Не кончается: пыхтение, всхлипывания, возня. Толик осторожно приоткрывает глаза и видит: бабушка идёт к двери, мама сидит на полу и плачет.
Бабушка зло гремит цепочкой, со скрипом поворачивает кругляш французского замка. Дверь открывается. На площадке тёмный силуэт.
– Ох! – вскрикивает бабушка и отступает, держась за сердце.
Толик хватает первое, что видит – лыжную палку – и бежит спасать бабушку от незнакомца.
– Что же вы, мама, – произносит незнакомец очень знакомым голосом. – Сына домой пустить не хотите? Войти-то можно?

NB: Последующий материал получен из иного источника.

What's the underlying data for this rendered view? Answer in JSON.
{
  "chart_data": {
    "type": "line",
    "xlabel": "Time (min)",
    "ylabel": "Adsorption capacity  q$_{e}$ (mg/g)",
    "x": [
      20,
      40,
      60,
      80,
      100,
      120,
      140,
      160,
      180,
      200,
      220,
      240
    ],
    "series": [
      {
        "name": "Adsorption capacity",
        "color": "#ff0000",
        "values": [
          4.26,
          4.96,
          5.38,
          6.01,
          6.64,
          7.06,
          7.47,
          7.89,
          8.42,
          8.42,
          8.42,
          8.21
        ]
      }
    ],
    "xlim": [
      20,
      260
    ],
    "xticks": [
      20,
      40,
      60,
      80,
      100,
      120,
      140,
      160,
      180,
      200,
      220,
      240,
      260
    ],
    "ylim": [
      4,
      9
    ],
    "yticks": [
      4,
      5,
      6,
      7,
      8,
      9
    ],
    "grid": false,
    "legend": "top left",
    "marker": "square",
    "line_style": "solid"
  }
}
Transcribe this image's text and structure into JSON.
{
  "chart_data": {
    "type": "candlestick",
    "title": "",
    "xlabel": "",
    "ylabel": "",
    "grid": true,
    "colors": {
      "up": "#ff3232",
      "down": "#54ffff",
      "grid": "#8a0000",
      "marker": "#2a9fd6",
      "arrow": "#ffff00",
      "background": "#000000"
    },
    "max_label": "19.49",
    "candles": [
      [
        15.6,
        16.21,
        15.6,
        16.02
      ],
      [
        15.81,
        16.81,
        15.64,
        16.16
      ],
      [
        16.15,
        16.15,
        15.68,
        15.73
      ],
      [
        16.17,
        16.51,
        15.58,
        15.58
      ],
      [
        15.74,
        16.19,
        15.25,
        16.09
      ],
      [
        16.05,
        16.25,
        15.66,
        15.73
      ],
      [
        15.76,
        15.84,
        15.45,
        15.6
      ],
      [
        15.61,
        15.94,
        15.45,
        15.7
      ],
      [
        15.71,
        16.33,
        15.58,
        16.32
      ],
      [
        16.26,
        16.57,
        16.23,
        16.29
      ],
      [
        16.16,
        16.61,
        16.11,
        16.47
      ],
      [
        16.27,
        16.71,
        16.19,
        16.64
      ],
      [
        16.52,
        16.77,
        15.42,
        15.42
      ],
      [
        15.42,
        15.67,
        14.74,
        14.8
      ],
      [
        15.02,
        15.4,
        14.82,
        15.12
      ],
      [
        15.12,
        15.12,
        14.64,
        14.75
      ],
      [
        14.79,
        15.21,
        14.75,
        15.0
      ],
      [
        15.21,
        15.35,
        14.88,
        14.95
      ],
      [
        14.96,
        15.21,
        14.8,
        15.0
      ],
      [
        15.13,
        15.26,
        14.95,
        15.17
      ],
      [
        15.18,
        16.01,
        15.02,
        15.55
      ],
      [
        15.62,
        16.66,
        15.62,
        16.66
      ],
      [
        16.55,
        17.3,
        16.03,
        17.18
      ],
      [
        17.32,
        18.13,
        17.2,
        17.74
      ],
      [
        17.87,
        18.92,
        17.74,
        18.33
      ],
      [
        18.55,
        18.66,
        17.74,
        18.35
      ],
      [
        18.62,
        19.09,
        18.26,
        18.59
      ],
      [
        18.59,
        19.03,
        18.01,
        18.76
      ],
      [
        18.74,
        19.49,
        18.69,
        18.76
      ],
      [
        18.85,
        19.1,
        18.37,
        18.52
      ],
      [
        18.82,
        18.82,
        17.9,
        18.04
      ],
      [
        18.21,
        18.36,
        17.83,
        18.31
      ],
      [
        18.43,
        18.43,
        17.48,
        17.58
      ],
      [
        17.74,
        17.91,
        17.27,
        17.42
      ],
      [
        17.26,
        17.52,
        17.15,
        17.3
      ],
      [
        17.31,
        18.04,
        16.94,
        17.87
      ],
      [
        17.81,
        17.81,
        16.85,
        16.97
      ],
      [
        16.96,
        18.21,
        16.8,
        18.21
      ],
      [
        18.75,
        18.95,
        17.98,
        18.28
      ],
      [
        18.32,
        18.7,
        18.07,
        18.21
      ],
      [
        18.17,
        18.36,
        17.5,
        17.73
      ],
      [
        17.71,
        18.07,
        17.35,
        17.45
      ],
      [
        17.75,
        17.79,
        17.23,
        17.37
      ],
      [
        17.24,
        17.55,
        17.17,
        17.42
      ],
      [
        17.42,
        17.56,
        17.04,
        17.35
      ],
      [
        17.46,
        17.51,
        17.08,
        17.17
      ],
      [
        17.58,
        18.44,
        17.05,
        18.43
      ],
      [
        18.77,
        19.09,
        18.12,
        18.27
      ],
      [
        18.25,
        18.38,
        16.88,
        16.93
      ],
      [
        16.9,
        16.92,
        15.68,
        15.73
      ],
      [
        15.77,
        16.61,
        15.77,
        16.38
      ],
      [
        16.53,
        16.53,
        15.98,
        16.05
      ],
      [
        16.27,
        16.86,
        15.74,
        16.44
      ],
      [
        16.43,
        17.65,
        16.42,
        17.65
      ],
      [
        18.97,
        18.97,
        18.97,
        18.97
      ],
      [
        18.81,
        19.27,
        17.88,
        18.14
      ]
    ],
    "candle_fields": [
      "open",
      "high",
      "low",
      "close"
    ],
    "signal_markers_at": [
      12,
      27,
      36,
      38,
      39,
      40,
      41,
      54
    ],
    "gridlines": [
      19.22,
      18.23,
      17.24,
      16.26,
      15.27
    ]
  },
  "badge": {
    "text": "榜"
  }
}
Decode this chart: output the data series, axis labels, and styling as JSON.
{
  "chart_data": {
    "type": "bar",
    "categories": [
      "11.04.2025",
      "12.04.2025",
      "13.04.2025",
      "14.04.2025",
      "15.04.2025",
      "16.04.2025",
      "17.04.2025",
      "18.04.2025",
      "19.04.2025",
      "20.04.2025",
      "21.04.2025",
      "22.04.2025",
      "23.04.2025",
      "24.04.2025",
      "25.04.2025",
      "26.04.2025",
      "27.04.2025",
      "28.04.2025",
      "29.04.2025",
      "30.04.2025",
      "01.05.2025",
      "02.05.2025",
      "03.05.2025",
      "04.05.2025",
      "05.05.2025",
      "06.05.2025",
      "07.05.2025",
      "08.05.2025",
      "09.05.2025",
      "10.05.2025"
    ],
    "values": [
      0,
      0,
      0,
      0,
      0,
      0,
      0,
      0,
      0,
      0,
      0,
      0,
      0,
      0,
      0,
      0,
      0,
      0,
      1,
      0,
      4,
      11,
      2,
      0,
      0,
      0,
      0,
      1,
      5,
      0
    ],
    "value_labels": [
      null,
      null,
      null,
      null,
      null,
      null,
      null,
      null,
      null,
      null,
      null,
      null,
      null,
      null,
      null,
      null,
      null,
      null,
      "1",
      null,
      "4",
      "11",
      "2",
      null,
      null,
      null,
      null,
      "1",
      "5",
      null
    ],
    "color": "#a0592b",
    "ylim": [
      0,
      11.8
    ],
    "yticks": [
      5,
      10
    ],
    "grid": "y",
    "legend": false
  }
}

Толик кричит, роняет палку и бросается к папке – тот подхватывает на руки, прижимает, говорит:
– Ну ты и вымахал, Тополёк! До неба.
Папа очень худой и загорелый. Одна линза очков у него треснувшая.
* * *
Полночь, но никто не гонит Толика в кровать, хотя завтра в школу. Мама хлопочет у плиты, вкусно шкворчат котлеты; весь дом пропах незнакомыми запахами, таинственными, южными. Папа открывает чемодан, достаёт свёртки.
– Здесь инжир, это изюм. Вот курага, орехи. Жаль, не сезон, я бы дыню привёз – ах, какие там дыни! Слышишь, Тополёк? Ум отъесть можно, вот какие дыни!